Life on the Rocks
One Woman's Adventures in Petroglyph Preservation
Katherine Wells's obsession with petroglyphs (images pecked on stone) began in the 1960s. Three decades later, after careers as a teacher, a businessperson, and an artist in Southern California, Wells and Lloyd Dennis, her partner, purchased almost two hundred acres near Española in northern New Mexico. The large boulders on the property contained many examples of rock art from previous Native inhabitants and the lure was overwhelming.

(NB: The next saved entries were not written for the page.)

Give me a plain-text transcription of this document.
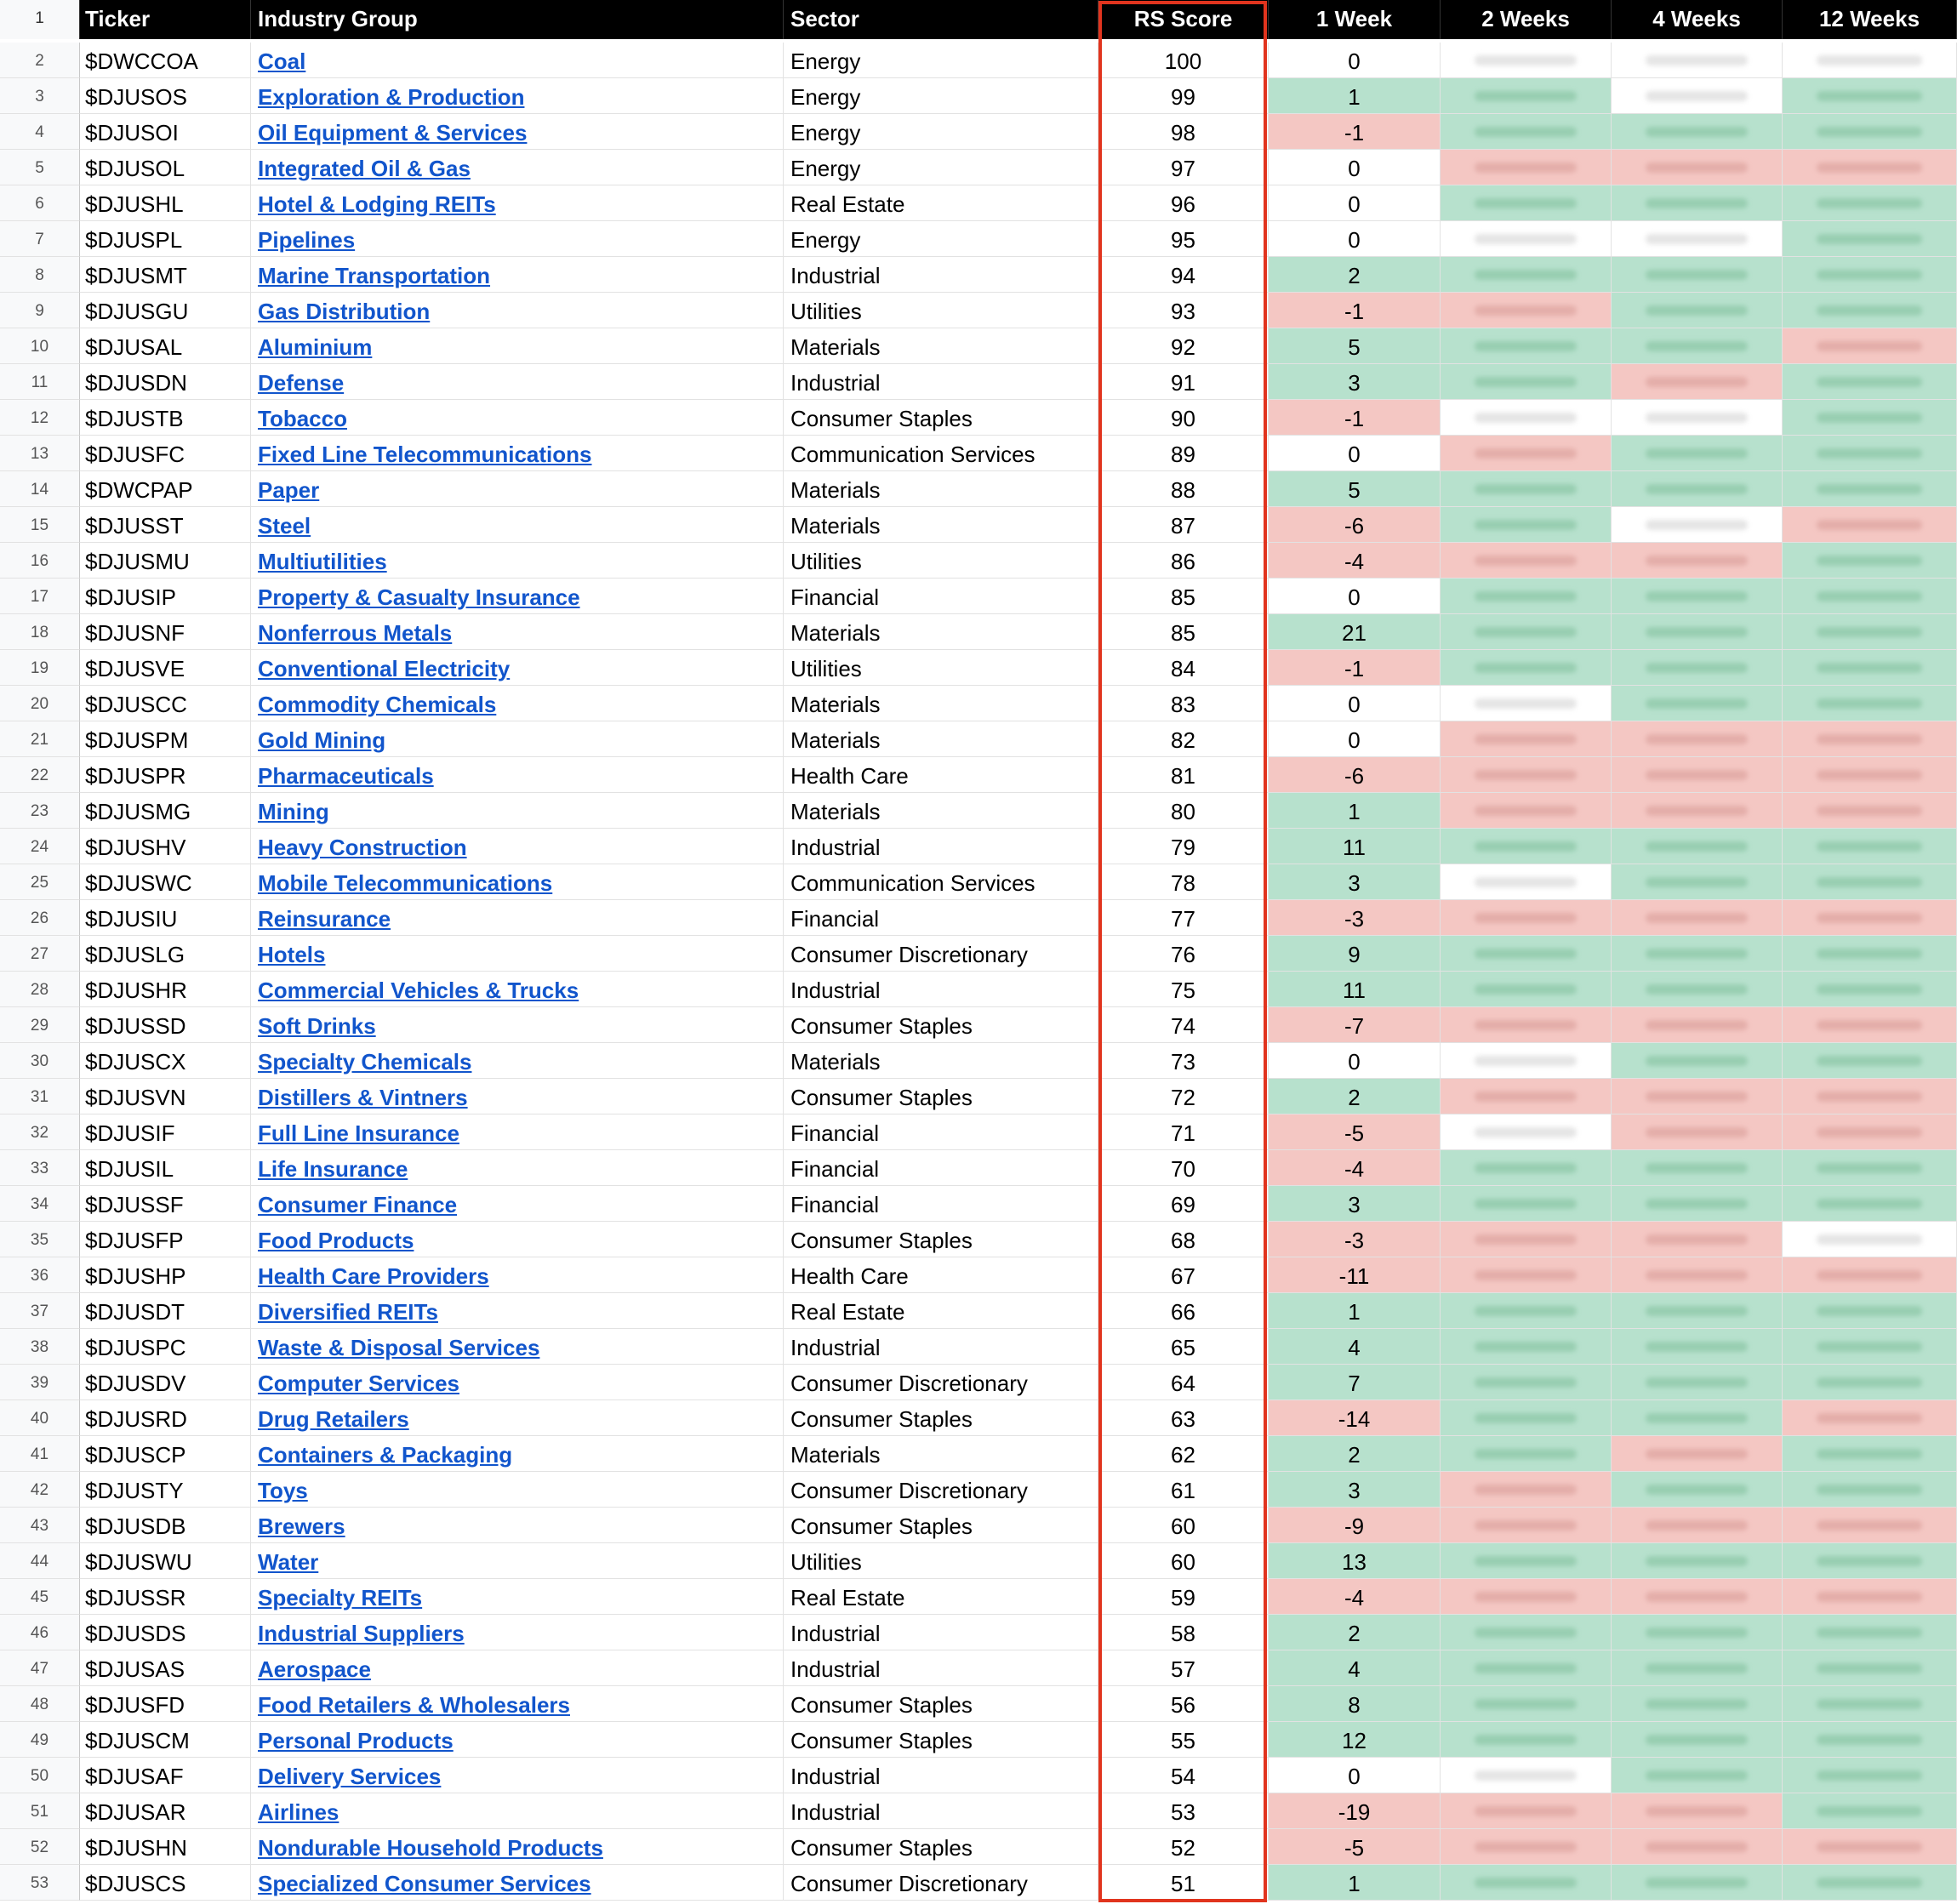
1	Ticker	Industry Group	Sector	RS Score	1 Week	2 Weeks	4 Weeks	12 Weeks
2	$DWCCOA	Coal	Energy	100	0
3	$DJUSOS	Exploration & Production	Energy	99	1
4	$DJUSOI	Oil Equipment & Services	Energy	98	-1
5	$DJUSOL	Integrated Oil & Gas	Energy	97	0
6	$DJUSHL	Hotel & Lodging REITs	Real Estate	96	0
7	$DJUSPL	Pipelines	Energy	95	0
8	$DJUSMT	Marine Transportation	Industrial	94	2
9	$DJUSGU	Gas Distribution	Utilities	93	-1
10	$DJUSAL	Aluminium	Materials	92	5
11	$DJUSDN	Defense	Industrial	91	3
12	$DJUSTB	Tobacco	Consumer Staples	90	-1
13	$DJUSFC	Fixed Line Telecommunications	Communication Services	89	0
14	$DWCPAP	Paper	Materials	88	5
15	$DJUSST	Steel	Materials	87	-6
16	$DJUSMU	Multiutilities	Utilities	86	-4
17	$DJUSIP	Property & Casualty Insurance	Financial	85	0
18	$DJUSNF	Nonferrous Metals	Materials	85	21
19	$DJUSVE	Conventional Electricity	Utilities	84	-1
20	$DJUSCC	Commodity Chemicals	Materials	83	0
21	$DJUSPM	Gold Mining	Materials	82	0
22	$DJUSPR	Pharmaceuticals	Health Care	81	-6
23	$DJUSMG	Mining	Materials	80	1
24	$DJUSHV	Heavy Construction	Industrial	79	11
25	$DJUSWC	Mobile Telecommunications	Communication Services	78	3
26	$DJUSIU	Reinsurance	Financial	77	-3
27	$DJUSLG	Hotels	Consumer Discretionary	76	9
28	$DJUSHR	Commercial Vehicles & Trucks	Industrial	75	11
29	$DJUSSD	Soft Drinks	Consumer Staples	74	-7
30	$DJUSCX	Specialty Chemicals	Materials	73	0
31	$DJUSVN	Distillers & Vintners	Consumer Staples	72	2
32	$DJUSIF	Full Line Insurance	Financial	71	-5
33	$DJUSIL	Life Insurance	Financial	70	-4
34	$DJUSSF	Consumer Finance	Financial	69	3
35	$DJUSFP	Food Products	Consumer Staples	68	-3
36	$DJUSHP	Health Care Providers	Health Care	67	-11
37	$DJUSDT	Diversified REITs	Real Estate	66	1
38	$DJUSPC	Waste & Disposal Services	Industrial	65	4
39	$DJUSDV	Computer Services	Consumer Discretionary	64	7
40	$DJUSRD	Drug Retailers	Consumer Staples	63	-14
41	$DJUSCP	Containers & Packaging	Materials	62	2
42	$DJUSTY	Toys	Consumer Discretionary	61	3
43	$DJUSDB	Brewers	Consumer Staples	60	-9
44	$DJUSWU	Water	Utilities	60	13
45	$DJUSSR	Specialty REITs	Real Estate	59	-4
46	$DJUSDS	Industrial Suppliers	Industrial	58	2
47	$DJUSAS	Aerospace	Industrial	57	4
48	$DJUSFD	Food Retailers & Wholesalers	Consumer Staples	56	8
49	$DJUSCM	Personal Products	Consumer Staples	55	12
50	$DJUSAF	Delivery Services	Industrial	54	0
51	$DJUSAR	Airlines	Industrial	53	-19
52	$DJUSHN	Nondurable Household Products	Consumer Staples	52	-5
53	$DJUSCS	Specialized Consumer Services	Consumer Discretionary	51	1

Wells describes the beginning of her new life and her exploration of the petroglyphs on her new land. Meeting New Mexico archaeologists and local rock art aficionados, and locating previously published information about petroglyphs and the prehistoric inhabitants of the Española area, Wells learned to identify the time periods when the glyphs were made and to understand many of the motifs found among the more than six thousand petroglyphs on the site.
In addition to discovering all she could about her surroundings, Wells worked with Dennis to design and construct three buildings on their property, each constructed of straw bales. Each of their experiences introduced these transplanted New Mexicans to the oft-cited definition of mañana: "not today." However, the beauty of their adopted homeland made the trials and struggles they encountered pale in comparison.
Katherine Wells is a mixed-media artist and founder of the Vecinos del Rio Mesa Prieta Petroglyph Project. After many years of work to protect the petroglyphs on Mesa Prieta, Wells recently gave the land described in Life on the Rocks to the Archaeological Conservancy. In 2005, she was awarded the Conservation and Preservation Award by the American Rock Art Research Association.